Russia Says North Caucasus IS Leader Killed In Daghestan Raid

A Volgograd trolley bus after a December 2013 bombing allegedly organized by militant leader Rustam Aselderov.

Russia's FSB security service says it has killed a leader of the Islamic State (IS) militant group during a raid in Russia’s North Caucasus region of Daghestan.

In a statement issued on December 4, the FSB said it had killed Rustam Aselderov and "four of his close associates" during a raid on a private house near Daghestan’s capital city of Makhachkala.

The statement said authorities found "automatic weapons and a large amount of ammunition and explosives" at the house during the December 3 raid.

Aselderov, who used the name Sheikh Abu Mohammad al-Qadari, was named by the IS as the so-called "emir" of what the militants have declared as a new Caucasus province.

But he had been known to Russian security officials as an active member of terrorist groups in Daghestan since 2012.

Aselderov pledged allegiance to IS leader Abu Bakr al-Baghdadi in December 2014.

The FSB said Aselderov organized two bomb attacks in the southern Russian city of Volgograd that killed 34 people in 2013 when he was fighting as the leader of the so-called Caucasus Emirate extremist group.

Those attacks included an attack on Volgograd’s train station by a female suicide bomber on December 29, 2013, that killed 18 people and another suicide bombing that killed 16 people on a Volgograd trolley bus the following day.

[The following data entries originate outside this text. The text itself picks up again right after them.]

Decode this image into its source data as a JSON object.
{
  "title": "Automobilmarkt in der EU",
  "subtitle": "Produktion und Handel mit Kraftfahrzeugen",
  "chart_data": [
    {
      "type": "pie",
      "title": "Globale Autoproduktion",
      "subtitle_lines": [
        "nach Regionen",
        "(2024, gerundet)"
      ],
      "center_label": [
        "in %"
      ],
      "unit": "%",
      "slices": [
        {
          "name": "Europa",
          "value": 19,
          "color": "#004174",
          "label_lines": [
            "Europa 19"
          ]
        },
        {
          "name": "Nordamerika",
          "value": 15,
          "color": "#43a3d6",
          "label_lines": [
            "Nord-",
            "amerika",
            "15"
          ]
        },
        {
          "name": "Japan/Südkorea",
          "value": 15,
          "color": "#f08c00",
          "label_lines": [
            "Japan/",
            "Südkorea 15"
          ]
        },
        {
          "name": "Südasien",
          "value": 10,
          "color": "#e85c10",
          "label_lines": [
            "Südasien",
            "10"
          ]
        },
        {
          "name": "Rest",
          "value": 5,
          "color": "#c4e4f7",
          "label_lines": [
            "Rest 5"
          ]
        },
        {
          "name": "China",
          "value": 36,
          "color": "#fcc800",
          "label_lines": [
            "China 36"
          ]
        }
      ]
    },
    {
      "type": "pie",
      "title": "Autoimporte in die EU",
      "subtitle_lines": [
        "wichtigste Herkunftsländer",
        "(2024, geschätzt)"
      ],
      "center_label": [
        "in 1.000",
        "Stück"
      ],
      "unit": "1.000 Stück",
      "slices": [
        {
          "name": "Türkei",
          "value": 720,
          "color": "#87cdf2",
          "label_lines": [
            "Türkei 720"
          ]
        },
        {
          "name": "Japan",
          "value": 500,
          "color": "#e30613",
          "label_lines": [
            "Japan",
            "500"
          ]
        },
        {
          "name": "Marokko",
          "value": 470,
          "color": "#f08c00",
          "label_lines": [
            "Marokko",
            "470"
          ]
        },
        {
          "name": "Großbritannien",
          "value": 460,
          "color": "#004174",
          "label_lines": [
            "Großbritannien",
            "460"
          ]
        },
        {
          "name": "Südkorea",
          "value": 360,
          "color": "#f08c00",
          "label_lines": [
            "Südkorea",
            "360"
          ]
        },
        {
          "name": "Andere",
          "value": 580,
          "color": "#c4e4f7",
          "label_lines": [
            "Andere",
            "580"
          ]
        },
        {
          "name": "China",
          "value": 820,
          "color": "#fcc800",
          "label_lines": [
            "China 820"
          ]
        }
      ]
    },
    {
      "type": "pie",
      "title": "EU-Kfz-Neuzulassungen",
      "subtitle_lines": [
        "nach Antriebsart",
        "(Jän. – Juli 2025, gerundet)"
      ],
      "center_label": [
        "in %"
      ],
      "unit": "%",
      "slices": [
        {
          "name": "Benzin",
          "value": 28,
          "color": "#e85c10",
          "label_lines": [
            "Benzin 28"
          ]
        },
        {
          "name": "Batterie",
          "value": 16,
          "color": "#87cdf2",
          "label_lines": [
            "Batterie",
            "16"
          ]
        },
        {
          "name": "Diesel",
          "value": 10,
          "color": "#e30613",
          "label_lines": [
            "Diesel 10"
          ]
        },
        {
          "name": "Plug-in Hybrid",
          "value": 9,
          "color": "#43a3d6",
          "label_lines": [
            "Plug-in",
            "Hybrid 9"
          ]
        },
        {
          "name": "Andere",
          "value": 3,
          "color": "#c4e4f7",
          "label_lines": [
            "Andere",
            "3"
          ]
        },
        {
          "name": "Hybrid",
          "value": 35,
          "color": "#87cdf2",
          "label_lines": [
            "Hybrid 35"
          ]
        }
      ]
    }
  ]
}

The FSB has linked Aselderov to two car blasts on the Astrakhan-Makhachkala highway in May 2012 that killed 14 people and injured more than 120.

The FSB also accused Aselderov of trying to organize a foiled attack by two female suicide bombers that was meant to take place on Moscow's Red Square on New Year's Eve in 2010.

Washington named Aselderov as a "foreign terrorist fighter" in 2015 and imposed sanctions against him.

In October, Russia announced that it was offering a 5 million ruble reward -- about $78,000 -- for information that would help authorities locate Aselderov.

It was not immediate clear whether an informant had provided information to Russian security officials about Aselderov’s whereabouts in exchange for the reward money.